I've taken an extended break from the hobby after getting into graduate school, so my creativity is feeling a bit rusty. Perhaps airing my ideas here will help me figure it out. My questions:
1. Is the theme insensitive/in need of a new flavor?
2. How do I avoid making the game overcomplicated? I want mid-level Euro, not heavy Euro.
3. What's the right ratio of central colonies to players? How do I make sure that players are influencing more than one colony regularly, rather than putting all their eggs in a particular basket, without putting in feelsbad mechanics where players can just completely shut them down.
Game scenario - players represent investors (not countries) that fund the colonies in the new world. In the center of the table are several "colony" start tiles that players can add to by purchasing tiles from a rotating bank of tiles. In essence it's like Suburbia/Castles of Mad King Ludwig (games that I love), but you're abstracted by one step: you don't actually own the colonies, but if you have shares in a colony that's succeeding, you gather more points than others.

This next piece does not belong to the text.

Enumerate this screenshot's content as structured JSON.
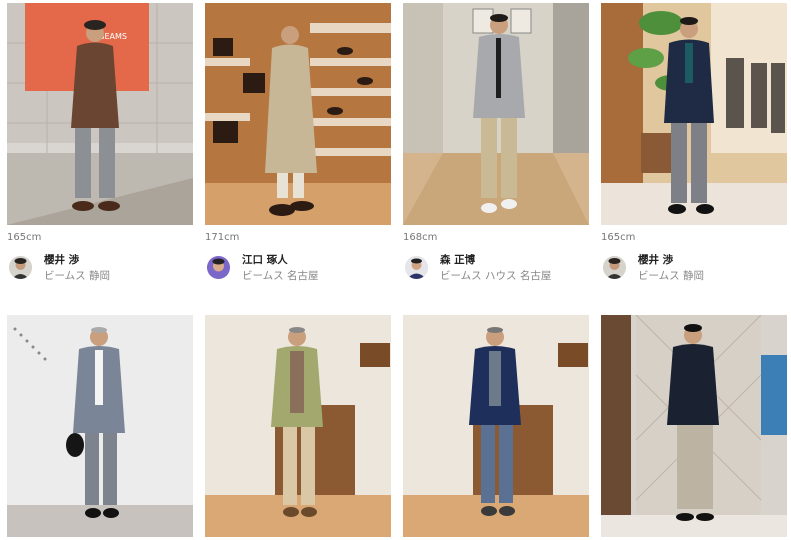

Improvements to the colony could include commodities via plantation tiles that produce coffee, cocoa, sugar, cotton, or other New World-themed commodities. Similarly, refineries could be built in a plantation that could increase yield or worth for tiles on that colony.
Other tiles could also be purchased, such as native encampments, governors, or others, and players could interact with one another by adding and removing tiles from a colony. It would be nice if I could include a mechanism that made a colony that sells a majority of a certain good to get more money from that good, but I sense it may take too much work on the players' part to track that.